How do I talk about Monster? The new film from Japanese master Kirokazu Kore-eda (Shoplifters, Still Walking) is slow to untangle its mysteries. It begins with a suspicious fire, an ominous tunnel, and a single mother (the superb Sakura Ando) with a growing conviction that her increasingly withdrawn son is being abused by his teacher. But her ferocious hunt for the truth reveals something more is going on. Monster unfolds through a series of interweaving perspectives, continually challenging our assumptions and suggesting that genre itself might just be a matter of who’s telling the story… But I don’t want to spoil its twists and revelations. If you haven’t seen it, I hope you get to discover it for yourself, and recommend reading as little as possible. It’s a work of real beauty, and great generosity of spirit.

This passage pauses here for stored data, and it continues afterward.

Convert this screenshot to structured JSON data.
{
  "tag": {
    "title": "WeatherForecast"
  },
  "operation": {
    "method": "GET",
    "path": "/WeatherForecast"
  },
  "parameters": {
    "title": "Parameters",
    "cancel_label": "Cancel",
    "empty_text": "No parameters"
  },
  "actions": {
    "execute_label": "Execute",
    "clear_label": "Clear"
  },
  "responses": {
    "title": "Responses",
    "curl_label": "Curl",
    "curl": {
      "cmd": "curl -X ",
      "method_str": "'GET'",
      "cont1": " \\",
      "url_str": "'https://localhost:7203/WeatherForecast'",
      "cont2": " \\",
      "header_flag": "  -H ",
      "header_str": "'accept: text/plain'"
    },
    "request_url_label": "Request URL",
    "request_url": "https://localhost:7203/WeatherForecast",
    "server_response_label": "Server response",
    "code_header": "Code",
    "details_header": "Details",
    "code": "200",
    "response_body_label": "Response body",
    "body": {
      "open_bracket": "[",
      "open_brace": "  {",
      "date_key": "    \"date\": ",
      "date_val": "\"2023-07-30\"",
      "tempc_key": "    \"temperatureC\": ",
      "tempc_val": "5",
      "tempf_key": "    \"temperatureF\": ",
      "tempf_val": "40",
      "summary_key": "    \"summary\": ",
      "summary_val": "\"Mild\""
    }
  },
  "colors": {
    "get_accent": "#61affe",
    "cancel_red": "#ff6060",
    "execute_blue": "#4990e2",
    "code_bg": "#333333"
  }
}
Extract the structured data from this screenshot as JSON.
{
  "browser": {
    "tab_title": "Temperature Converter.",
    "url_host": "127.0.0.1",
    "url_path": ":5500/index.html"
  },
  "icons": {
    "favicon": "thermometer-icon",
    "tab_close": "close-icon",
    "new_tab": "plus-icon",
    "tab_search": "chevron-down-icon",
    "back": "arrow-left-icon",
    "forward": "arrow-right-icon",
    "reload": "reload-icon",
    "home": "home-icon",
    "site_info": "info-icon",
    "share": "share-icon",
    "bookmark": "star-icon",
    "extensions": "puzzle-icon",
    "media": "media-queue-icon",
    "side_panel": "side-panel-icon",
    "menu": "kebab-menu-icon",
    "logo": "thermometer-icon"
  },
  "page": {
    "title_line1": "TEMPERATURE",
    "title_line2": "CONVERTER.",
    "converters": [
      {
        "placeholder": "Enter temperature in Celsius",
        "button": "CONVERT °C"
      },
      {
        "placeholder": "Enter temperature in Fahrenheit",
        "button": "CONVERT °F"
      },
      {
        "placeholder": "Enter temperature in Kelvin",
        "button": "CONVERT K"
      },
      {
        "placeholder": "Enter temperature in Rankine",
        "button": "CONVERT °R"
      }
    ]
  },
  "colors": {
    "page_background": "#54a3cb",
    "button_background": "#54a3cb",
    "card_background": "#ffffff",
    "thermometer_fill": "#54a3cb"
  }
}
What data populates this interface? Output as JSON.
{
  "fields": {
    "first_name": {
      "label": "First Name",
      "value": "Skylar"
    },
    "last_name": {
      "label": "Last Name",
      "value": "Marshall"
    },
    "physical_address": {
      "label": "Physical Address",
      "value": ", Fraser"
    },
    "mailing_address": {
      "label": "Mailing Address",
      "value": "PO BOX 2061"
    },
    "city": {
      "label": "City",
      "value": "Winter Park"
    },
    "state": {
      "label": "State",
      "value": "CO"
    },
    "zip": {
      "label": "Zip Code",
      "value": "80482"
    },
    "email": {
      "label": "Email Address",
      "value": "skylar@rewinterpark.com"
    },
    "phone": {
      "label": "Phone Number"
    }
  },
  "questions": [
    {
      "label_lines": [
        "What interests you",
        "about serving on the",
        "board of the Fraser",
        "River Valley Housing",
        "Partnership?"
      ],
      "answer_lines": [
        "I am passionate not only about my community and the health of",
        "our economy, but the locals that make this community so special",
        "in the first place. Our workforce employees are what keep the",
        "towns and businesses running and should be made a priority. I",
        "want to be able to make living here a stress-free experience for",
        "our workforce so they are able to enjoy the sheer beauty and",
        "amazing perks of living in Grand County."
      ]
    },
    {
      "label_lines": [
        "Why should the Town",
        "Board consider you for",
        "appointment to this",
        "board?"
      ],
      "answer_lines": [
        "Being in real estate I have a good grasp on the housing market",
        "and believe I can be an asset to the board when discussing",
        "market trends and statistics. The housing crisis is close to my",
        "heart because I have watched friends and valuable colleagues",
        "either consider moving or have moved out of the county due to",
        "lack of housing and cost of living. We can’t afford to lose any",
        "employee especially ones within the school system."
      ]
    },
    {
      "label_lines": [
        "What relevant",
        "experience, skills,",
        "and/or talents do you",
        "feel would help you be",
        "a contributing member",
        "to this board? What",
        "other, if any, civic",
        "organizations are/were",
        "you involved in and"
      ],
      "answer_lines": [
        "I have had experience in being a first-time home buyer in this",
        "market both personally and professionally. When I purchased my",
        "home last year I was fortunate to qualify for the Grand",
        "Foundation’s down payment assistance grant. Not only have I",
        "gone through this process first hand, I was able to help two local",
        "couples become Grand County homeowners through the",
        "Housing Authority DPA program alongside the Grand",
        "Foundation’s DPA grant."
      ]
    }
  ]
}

And that’s my year in cinema! Forgive me if I’ve missed any of your favourites — I’d love to hear what everyone else adored.
Odds & Ends
Vale to Akira Toriyama, the creator of Dragon Ball and an extraordinarily influential artist for manga, anime, and pretty much all superhero and fantasy storytelling across the past 40 years. Thank you for dozens of mornings spent watching Goku battle Freeza on CheeseTV.
And speaking of battles, Vulture has put together an exhaustive list of the 100 Most Influential Fight Scenes of All Time. Drunken Master II AND Anchorman are on there, so no complaints.
An absolutely stunning new ContraPoints video essay on, of all things, Twilight, has just dropped! Natalie Wynn expands her re-examination of the Twilight novels & films into a 3-hour philosophical treatise on romance fiction, erotica, sadomasochism, taboos, sprituality, gender & sexual binaries, death, and love. Nowhere else will you find Stephenie Meyer, St Augustine, George Eliot, and Camille Lapaglia in the same video essay. Very generous of Natalie to produce these epics instead of putting all that academic energy into, say, a PhD.